In fact, the Mapping Report says that the Armée patriotique rwandaise (APR – the Rwandan Army), went after ethnic Hutu’s regardless of their lack of involvement in the 94 genocide:

Several of the incidents listed appear to confirm that multiple attacks targeted members of the Hutu ethnic group as such, and not only the criminals responsible for the genocide committed in 1994 against the Tutsis in Rwanda and that no effort had been made by the AFDL/APR to distinguish between Hutu members of the ex-FAR/Interahamwe and Hutu civilians, whether or not they were refugees.

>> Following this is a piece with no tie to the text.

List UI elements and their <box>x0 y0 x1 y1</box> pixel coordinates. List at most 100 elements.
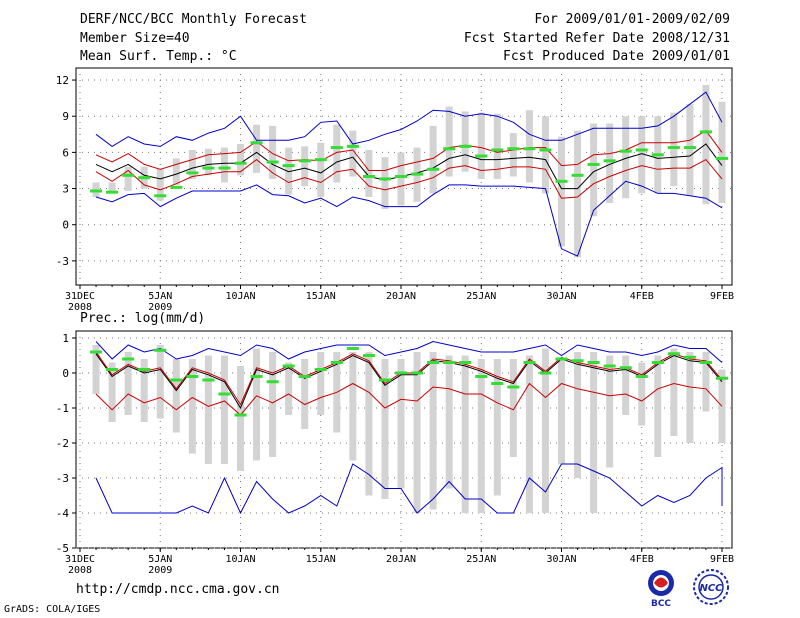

30. The intention to destroy a group in part is sufficient to constitute a crime of genocide and the international courts have confirmed that the destruction of a group can be limited to a particular geographical area. It is therefore possible to assert that, even if only a part of the Hutu population in Zaire was targeted and destroyed, it could nonetheless constitute a crime of genocide if this was the intention of the perpetrators. Several incidents listed in this report point to circumstances and facts from which a court could infer the intention to destroy the Hutu ethnic group in the DRC in part, if these were established beyond all reasonable doubt.

The incidents of horror from this war could be enumerated at length, but here is a sample of what the Rwandan Army did:

  • On 21 October 1996, units of the AFDL/APR/FAB attacked Lubarika camp and village, killing an unknown number of Rwandan and Burundian refugees, as well as Zairian civilians who were trying to flee the village after the departure of the FAZ. The soldiers forced local people to bury the bodies in four large mass graves. On the same day, soldiers also burned thirty refugees alive in a house in the village of Kakumbukumbu, five kilometres from Lubarika camp.
  • On 24 November 1996, in the village of Mwaba, units of the AFDL/APR/FAB burned 24 Burundian Hutu refugees from the Biriba camp alive. On their arrival in Mwaba, the soldiers arrested those present in the village. After questioning them, they freed the Zairian civilians and imprisoned the Burundian refugees in a house which they then set on fire.
  • On 22 October 1996, in the Rushima ravine between Bwegera and Luberizi, units of the AFDL/APR/FAB killed a group of nearly 550 Rwandan Hutu refugees who had escaped the Luberizi and Rwenena camps a few days before. Soldiers inter- cepted the victims at the checkpoints set up in the surrounding area. Between 27 October and 1 November 1996, under the pretext of repatriating them to Rwanda, units of the AFDL/APR/FAB led an unknown number of additional refugees into the Rushima ravine and executed them.
  • In January 1997, AFDL/APR units killed at least thirty Rwandan and Burundian refugees, mostly with knives, on the Bukavu to Walungu road, around sixteen kilometres from the city of Bukavu. The victims had been arrested as part of a combing operation. Before killing the victims, the soldiers often tortured and maimed them.
  • Between 15 November and 16 November 1996, AFDL/APR units arrested an un- known number of Rwandan Hutu men from the Lac Vert camp and Mugunga and executed them. Some were bound and then thrown alive into Lac Vert, where they drowned. Others were shot in the head and their bodies dumped in the lake. 

This could go on and on. Suffice it to say that these wars and those who instigate them should not be defended, but decried. Going after the humanitarian organizations instead is astonishing.